Tuesday 5 March 2013: 6 years 6 months on …

Physical: Advantage CBD / Mental: Advantage ED

Aurora Hospital is raising funds by selling a recipe book with local citizens’ favourite recipes. I have been asked to contribute my recipe and a picture of me.

So I headed off to the photographer Beverley Darlow last Monday and that put into motion the need for the Lunnon family to do a family shoot – something we have been trying to do for years!

I eventually managed to organise an appointment for Wednesday afternoon at four thirty. In a major logistical arrangement for us, the four would come from different directions and meet at the studio in Walmer.

But, as luck would have it, at three I got a call from Bev to postpone the shoot as her daughter had been rushed to hospital that morning and was still waiting to be seen!

So, thanks to modern technology, Blackberry and cyber-diaries, the appointment was shifted to Saturday afternoon at one thirty.

Well, cut a long story short, we eventually managed to complete the shoot on Saturday and now await the final product to arrive.

Our home walls would be so different and bare without pictures (photos?). They are the storeroom of our memories and the depot of our past.  The work put in to getting them there is often taken for granted but they remind us of our previous generations and us in better days! Just about all the photos that I have seen on walls depict the happy things of life. Despite the circumstances, the pictures usually display smiles and laughter – maybe sometimes even a forced smile!

I would not be able to be a model! Hundreds of shots taken from one direction and then another – just in the hope of getting THAT particular shot:  the right lighting, the right smile, the right background, the right clothes, the right composure, the right angle, the right body language …

But it gave me time to think, both during Saturday afternoon, and on Sunday when I went for a long walk along Sardinia Bay Beach in the most sublime weather that we have been experiencing of late,  

I thought about the last seven years (almost) of my illness and how it has affected the family. Life, certainly for me, and especially for them, has been very different to that which most other families experience.

Pera has become a bread-winner, a housewife, a Mom and a carer – each one a very difficult job in itself but the four together, juggling between the various roles, become an incredible act to master! Not one for the feint-hearted!

Throughout their high school careers, the boys have lived with an ill father and everything that goes with that. They are preparing for life but at the same time are only too aware of preparations for my death.

I thought of how different it was all supposed to be. I thought of what it should have been like and could have been like. For once, I allowed myself to think back – to look at those old photographs of my memories.

Regrets? Yes, as the song says, “I have a few” … but these I will mention!

I regret that I haven’t been able to be a proper husband and father. I regret that I haven’t been able to fulfil an occupation. I regret that my “job” has been a “pensioner” since age 49 – after all, we as human beings are often defined by the job we do! I regret that I haven’t been able to contribute in every aspect to society. I regret that my life as a healthy and well and productive human being has been cut short. I regret that I haven’t been able to entirely support my family financially. I regret that I have now lost 84 salary cheques (and you can calculate what loss that is!)

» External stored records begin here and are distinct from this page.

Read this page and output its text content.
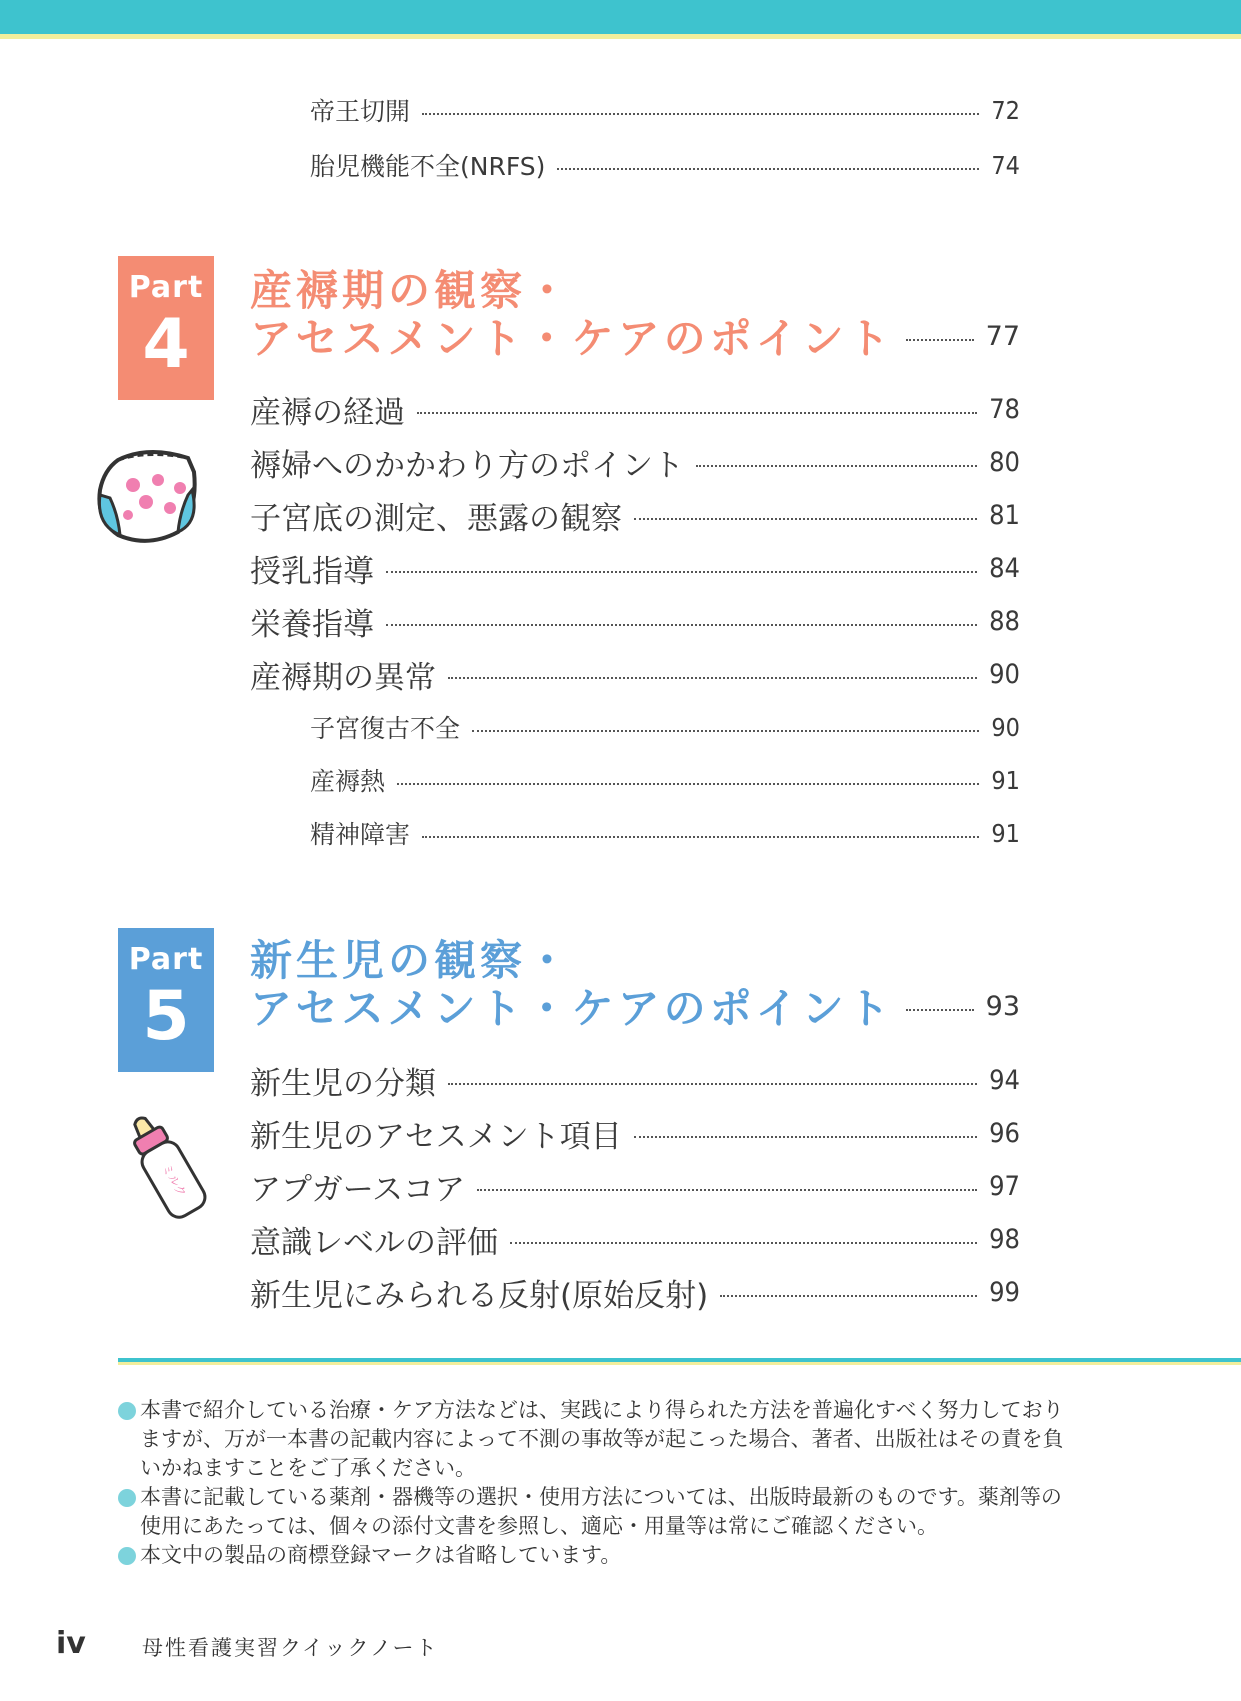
帝王切開	72
胎児機能不全(NRFS)	74
Part
4
産褥期の観察・
アセスメント・ケアのポイント	77
産褥の経過	78
褥婦へのかかわり方のポイント	80
子宮底の測定、悪露の観察	81
授乳指導	84
栄養指導	88
産褥期の異常	90
子宮復古不全	90
産褥熱	91
精神障害	91
Part
5
新生児の観察・
アセスメント・ケアのポイント	93
新生児の分類	94
新生児のアセスメント項目	96
アプガースコア	97
意識レベルの評価	98
新生児にみられる反射(原始反射)	99
ミルク
本書で紹介している治療・ケア方法などは、実践により得られた方法を普遍化すべく努力しておりますが、万が一本書の記載内容によって不測の事故等が起こった場合、著者、出版社はその責を負いかねますことをご了承ください。
本書に記載している薬剤・器機等の選択・使用方法については、出版時最新のものです。薬剤等の使用にあたっては、個々の添付文書を参照し、適応・用量等は常にご確認ください。
本文中の製品の商標登録マークは省略しています。
iv	母性看護実習クイックノート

I am not feeling sorry for myself and I don’t want anyone to have to do that for me! Because, whilst there are regrets, there are so many other things for which to be thankful. When I have spoken at public meetings, I have highlighted many of the gifts that my illness has brought.

I want especially to thank those people who remember us financially and who choose to do so anonymously. Their generosity and kindness have made that I have so much less to worry about, that we have not wanted and that the boys are receiving their education and preparation for life.

One day, when the family pictures taken this week adorn the walls of the homes of this generation of Lunnons and those to come afterwards, there will be much to unlock in the memory banks that they will create.

After all, every picture tells a story (and a story behind that story that the picture doesn’t tell )!